When the latest Star Trek was still showing in the local cinema, I went to see it with a friend of mine. We enjoyed it so much that we went twice, the second time in 3D! And I’ll definitely be picking up the DVD from a non-second-hand shop as soon as I catch it on sale. (I don’t have much income right now…)
There were many good things about the film, and it really did feel like Star Trek this time, and I absolutely loved Victory Through Classical Music, which has got to be just the most awesome way to win a fight if you can’t get out of having one. Weapons and power are not and never will be a match for intelligence, and even when sometimes it seems like it’s all we know, ultimately conflict won’t save us; we’re stronger together than apart, though trust can be the hardest thing of all to give.
I might write more about it later, or perhaps when I have access to the DVD and can see it all again, but for now, what’s really on my mind is the strangest, most tangential thing.
(There follows an account of the author practically having flashbacks.)

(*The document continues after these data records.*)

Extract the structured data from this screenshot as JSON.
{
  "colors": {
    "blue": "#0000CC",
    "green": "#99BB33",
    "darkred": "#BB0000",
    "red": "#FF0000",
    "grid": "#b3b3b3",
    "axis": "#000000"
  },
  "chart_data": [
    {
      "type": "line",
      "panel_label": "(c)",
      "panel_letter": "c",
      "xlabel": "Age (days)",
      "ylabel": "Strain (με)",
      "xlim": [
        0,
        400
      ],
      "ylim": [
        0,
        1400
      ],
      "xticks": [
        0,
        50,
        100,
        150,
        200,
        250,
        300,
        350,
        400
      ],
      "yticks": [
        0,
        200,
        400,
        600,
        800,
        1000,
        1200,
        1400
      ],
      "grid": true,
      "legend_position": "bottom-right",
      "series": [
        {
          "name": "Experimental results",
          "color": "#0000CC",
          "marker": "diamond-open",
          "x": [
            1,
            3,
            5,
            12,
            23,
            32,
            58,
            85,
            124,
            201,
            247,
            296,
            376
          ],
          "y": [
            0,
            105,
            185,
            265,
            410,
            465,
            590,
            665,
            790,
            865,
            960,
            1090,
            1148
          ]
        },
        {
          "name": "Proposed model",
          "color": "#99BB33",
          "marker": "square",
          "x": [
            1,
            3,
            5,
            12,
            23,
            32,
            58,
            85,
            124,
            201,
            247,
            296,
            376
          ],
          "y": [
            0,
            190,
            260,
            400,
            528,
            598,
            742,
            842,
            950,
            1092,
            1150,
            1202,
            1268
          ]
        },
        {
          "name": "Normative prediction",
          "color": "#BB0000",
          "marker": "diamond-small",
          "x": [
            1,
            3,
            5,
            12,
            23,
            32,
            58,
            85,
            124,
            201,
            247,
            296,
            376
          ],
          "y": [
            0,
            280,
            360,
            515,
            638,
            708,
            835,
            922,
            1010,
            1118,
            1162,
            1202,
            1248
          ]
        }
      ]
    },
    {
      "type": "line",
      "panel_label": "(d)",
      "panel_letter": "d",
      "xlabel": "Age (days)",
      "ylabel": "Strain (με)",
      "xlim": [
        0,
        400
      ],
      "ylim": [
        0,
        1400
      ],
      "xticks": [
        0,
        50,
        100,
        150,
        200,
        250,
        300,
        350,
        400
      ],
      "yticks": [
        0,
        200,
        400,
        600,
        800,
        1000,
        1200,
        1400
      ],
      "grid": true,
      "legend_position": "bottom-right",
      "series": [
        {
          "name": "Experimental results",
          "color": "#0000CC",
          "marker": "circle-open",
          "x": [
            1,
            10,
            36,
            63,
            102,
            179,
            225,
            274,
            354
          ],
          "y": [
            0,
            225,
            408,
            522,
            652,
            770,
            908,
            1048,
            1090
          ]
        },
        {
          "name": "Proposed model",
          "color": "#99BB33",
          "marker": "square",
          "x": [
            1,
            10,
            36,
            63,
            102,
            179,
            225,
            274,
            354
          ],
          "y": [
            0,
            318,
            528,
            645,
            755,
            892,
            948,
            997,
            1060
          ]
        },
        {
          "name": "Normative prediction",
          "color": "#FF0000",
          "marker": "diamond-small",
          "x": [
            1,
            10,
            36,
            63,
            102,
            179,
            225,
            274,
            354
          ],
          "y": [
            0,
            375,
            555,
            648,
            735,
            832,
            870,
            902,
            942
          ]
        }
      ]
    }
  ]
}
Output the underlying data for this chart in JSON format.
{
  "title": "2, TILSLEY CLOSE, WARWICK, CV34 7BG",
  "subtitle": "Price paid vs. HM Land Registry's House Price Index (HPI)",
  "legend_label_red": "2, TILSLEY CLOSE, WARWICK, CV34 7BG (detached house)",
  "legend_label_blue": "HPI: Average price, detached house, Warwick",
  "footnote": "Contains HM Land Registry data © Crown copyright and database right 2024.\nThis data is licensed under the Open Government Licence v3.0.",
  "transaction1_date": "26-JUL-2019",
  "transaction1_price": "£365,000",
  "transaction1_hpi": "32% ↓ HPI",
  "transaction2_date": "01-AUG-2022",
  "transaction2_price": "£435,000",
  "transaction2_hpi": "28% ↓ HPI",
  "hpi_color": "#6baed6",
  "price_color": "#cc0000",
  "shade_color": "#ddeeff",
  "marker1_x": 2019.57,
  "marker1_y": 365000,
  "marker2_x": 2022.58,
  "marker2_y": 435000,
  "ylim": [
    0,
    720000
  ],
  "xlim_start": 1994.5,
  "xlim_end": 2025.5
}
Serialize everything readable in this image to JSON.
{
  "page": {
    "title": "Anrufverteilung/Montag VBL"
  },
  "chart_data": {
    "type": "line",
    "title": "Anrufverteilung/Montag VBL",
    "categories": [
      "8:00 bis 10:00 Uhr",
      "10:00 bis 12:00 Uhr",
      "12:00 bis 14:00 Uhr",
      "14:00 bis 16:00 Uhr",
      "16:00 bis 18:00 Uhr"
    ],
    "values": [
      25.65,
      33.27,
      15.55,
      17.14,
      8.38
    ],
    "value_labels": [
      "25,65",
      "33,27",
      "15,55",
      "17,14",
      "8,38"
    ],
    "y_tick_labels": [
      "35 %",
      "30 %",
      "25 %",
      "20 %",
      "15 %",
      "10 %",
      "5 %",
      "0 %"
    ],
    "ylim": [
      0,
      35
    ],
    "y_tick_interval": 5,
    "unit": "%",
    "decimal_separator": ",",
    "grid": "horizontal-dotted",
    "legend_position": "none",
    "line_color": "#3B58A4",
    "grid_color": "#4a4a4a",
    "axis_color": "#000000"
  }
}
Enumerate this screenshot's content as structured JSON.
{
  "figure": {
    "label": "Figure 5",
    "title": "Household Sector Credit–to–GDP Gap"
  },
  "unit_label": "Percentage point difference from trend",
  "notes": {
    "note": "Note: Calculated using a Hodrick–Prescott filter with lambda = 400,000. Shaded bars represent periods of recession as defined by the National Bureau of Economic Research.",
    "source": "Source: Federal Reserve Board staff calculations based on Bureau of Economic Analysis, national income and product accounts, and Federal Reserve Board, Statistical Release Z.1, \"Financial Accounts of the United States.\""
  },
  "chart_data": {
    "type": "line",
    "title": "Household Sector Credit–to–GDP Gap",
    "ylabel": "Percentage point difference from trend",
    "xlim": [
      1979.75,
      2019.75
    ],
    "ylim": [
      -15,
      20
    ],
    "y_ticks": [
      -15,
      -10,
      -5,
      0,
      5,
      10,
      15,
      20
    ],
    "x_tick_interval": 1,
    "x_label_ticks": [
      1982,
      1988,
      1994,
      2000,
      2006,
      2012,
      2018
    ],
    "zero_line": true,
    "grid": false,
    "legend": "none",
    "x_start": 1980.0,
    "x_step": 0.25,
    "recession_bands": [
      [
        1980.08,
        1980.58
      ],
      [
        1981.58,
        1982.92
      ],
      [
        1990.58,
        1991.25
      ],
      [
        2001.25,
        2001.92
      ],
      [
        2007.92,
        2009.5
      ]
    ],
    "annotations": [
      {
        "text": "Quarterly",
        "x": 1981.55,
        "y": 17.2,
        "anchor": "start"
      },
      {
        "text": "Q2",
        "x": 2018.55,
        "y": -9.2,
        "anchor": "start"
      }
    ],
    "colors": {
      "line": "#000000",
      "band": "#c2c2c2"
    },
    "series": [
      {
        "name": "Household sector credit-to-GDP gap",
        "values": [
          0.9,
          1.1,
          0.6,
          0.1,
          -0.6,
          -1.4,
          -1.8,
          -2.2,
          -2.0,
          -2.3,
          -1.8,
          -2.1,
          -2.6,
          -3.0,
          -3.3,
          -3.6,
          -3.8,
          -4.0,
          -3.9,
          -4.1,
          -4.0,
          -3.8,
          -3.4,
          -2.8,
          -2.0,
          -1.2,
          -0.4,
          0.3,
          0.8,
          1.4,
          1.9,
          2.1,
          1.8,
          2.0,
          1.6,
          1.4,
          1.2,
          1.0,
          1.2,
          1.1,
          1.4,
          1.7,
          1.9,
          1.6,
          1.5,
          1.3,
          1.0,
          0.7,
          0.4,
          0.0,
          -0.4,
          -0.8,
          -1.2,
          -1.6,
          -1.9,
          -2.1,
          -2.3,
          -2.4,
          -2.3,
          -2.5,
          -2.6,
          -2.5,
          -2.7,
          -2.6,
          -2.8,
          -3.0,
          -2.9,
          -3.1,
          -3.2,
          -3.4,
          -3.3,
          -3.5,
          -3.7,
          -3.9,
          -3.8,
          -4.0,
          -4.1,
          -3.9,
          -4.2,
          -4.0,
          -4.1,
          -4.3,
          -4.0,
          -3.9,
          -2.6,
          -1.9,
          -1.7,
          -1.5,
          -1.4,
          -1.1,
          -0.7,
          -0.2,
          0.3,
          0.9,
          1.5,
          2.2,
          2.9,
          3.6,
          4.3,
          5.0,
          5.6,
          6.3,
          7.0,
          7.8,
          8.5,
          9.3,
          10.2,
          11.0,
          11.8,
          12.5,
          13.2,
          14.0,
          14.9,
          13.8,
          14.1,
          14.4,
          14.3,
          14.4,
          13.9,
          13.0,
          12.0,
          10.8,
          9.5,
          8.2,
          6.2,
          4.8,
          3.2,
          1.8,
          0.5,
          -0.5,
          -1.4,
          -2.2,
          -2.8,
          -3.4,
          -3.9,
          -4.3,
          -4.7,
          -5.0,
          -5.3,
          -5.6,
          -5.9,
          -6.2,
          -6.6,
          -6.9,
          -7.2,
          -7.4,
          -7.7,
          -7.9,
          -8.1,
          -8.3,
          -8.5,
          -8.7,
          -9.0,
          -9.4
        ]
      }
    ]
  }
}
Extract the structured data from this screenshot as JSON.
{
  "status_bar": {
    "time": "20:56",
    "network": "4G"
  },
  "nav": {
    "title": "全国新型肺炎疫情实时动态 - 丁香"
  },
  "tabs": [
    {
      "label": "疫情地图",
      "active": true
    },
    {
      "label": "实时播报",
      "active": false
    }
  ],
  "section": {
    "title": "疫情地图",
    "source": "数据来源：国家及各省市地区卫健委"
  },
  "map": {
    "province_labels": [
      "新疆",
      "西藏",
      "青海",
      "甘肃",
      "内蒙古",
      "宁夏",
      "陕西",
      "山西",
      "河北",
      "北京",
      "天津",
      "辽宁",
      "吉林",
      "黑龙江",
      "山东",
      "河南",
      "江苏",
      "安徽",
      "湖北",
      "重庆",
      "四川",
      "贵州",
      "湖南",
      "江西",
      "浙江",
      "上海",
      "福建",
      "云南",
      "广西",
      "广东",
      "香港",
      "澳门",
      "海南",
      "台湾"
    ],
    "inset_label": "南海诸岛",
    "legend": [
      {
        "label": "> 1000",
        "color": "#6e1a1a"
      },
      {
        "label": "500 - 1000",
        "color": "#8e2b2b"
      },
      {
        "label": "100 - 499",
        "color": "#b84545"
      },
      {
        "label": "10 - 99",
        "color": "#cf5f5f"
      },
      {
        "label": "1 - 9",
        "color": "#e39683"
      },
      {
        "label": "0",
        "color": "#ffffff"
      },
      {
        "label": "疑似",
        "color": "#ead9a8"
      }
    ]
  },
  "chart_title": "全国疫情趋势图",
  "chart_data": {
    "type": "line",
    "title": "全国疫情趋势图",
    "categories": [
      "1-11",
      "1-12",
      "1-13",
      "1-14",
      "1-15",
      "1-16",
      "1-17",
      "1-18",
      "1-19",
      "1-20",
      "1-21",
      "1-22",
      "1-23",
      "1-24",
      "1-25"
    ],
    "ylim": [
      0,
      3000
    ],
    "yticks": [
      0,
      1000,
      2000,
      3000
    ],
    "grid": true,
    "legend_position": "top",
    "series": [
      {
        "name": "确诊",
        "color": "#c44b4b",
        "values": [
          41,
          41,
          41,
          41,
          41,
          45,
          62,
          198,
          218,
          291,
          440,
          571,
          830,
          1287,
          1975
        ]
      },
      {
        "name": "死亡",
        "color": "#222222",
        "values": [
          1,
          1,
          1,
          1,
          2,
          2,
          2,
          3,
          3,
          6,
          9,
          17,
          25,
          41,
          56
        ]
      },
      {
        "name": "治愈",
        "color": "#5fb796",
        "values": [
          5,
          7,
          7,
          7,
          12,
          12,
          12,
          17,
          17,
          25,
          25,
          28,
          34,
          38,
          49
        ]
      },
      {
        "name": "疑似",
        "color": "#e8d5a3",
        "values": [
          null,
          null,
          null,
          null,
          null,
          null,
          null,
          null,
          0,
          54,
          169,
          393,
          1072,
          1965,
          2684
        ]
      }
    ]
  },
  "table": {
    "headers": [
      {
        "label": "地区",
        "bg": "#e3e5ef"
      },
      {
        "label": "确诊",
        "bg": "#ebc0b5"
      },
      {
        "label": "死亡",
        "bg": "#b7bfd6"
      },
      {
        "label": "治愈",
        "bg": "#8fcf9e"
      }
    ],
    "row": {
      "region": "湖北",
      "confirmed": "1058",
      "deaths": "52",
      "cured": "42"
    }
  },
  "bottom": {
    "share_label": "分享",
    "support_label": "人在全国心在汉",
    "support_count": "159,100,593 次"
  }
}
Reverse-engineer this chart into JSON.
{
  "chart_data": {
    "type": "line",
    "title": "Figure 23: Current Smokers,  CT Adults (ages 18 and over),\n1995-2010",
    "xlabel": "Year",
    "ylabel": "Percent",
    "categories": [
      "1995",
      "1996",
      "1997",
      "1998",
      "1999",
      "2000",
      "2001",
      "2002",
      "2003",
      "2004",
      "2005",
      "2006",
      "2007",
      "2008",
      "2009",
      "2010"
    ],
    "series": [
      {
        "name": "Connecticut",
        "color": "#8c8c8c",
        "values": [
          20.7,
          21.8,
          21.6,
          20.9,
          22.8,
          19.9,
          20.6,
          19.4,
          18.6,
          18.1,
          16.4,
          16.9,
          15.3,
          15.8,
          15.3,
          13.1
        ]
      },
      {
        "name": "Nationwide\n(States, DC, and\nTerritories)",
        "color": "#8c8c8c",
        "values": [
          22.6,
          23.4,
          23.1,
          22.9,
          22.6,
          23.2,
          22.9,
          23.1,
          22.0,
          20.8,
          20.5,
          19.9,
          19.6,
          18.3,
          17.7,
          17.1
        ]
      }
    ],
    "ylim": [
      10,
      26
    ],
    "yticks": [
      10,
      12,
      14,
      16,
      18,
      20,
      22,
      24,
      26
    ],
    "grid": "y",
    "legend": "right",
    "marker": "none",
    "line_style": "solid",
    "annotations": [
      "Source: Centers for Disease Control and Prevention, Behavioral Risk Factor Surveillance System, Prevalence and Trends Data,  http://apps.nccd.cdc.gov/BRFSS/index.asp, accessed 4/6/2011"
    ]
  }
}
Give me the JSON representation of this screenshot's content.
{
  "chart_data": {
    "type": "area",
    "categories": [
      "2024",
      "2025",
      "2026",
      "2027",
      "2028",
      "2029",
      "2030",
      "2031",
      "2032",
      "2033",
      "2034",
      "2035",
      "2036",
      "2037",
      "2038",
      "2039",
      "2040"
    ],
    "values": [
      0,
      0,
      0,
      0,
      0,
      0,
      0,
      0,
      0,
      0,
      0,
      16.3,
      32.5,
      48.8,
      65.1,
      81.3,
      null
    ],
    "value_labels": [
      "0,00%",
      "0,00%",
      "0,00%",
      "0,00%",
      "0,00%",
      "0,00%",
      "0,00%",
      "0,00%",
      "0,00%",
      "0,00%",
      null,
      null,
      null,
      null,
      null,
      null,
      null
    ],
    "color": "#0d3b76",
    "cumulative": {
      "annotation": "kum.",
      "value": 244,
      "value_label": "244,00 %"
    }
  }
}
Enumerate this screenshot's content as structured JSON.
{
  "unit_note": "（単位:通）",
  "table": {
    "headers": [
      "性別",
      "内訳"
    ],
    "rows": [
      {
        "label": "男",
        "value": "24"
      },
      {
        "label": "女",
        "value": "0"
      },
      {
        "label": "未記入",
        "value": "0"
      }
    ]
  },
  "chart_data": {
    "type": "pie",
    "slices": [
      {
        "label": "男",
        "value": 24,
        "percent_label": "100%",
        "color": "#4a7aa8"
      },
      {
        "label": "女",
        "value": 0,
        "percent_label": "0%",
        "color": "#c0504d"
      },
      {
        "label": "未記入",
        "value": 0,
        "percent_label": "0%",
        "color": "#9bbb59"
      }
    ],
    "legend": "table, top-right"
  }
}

Both times, we stayed for the credits, for the sights, for the music. And that second time I sat there, watching my perspective loop around through the stars and the planets, through nebular gas and out into space, I thought of all those things and knew them all, and I realised…
I grew up watching Star Trek almost every day. Captain Picard was a more familiar figure to me than my real uncles and aunts, and as inextricably a part of life as extended family. It was family tradition to migrate to the living room after dinner and watch an episode of TNG, or DS9, or later Voyager, intermixed with Babylon 5 and other sci-fi series, many of which have now faded from my memory. (Does anyone out there remember Space Precinct? I recall almost nothing now beyond that I loved it at the time. Also I still can’t get on with the new “Battlestar Galactica”, not after the old one was such a fixture for my younger self. Problems it may have had, but all the same it is dear to me, TV and books alike.)
I used to watch the Star Trek intro and credits sequences, and stare at the planets (in between leaping across the room whenever the Enterprise warped; I’m proud to say I had perfect timing on that for many years before I outgrew it), and dream of seeing them. That one day I would know those distant worlds, walk upon them, know them each as the unique and beautifully alien places that they were.
Watching the credits of Star Trek in the cinema, my so-much-younger self reappeared all at once in a flood of memory, looking up to the planets and the stars, and it was almost as though she and I saw one another. I saw again my ancient dreams; the echo of my six-year-old self looked up at the stars and saw me there… for I understood everything that I was seeing, I knew that I could build those worlds and those stars and the whole of the galaxy and comprehend their component parts, how they came to be, where their futures would lie; there was nothing I saw that I didn’t at least partially understand.
I’d all but forgotten what it felt like to be that younger self, layer on layer of experience added to my memory and receding her into the past. There, suddenly, I looked at myself and I realised — I had done it. There I stood no longer looking up to the stars but amongst them, so many worlds all but in my hands, through all the choices that had brought me this far. I saw myself from the perspective of the past and I suddenly knew that I had succeeded, without even realising my success. And my past self was proud of me.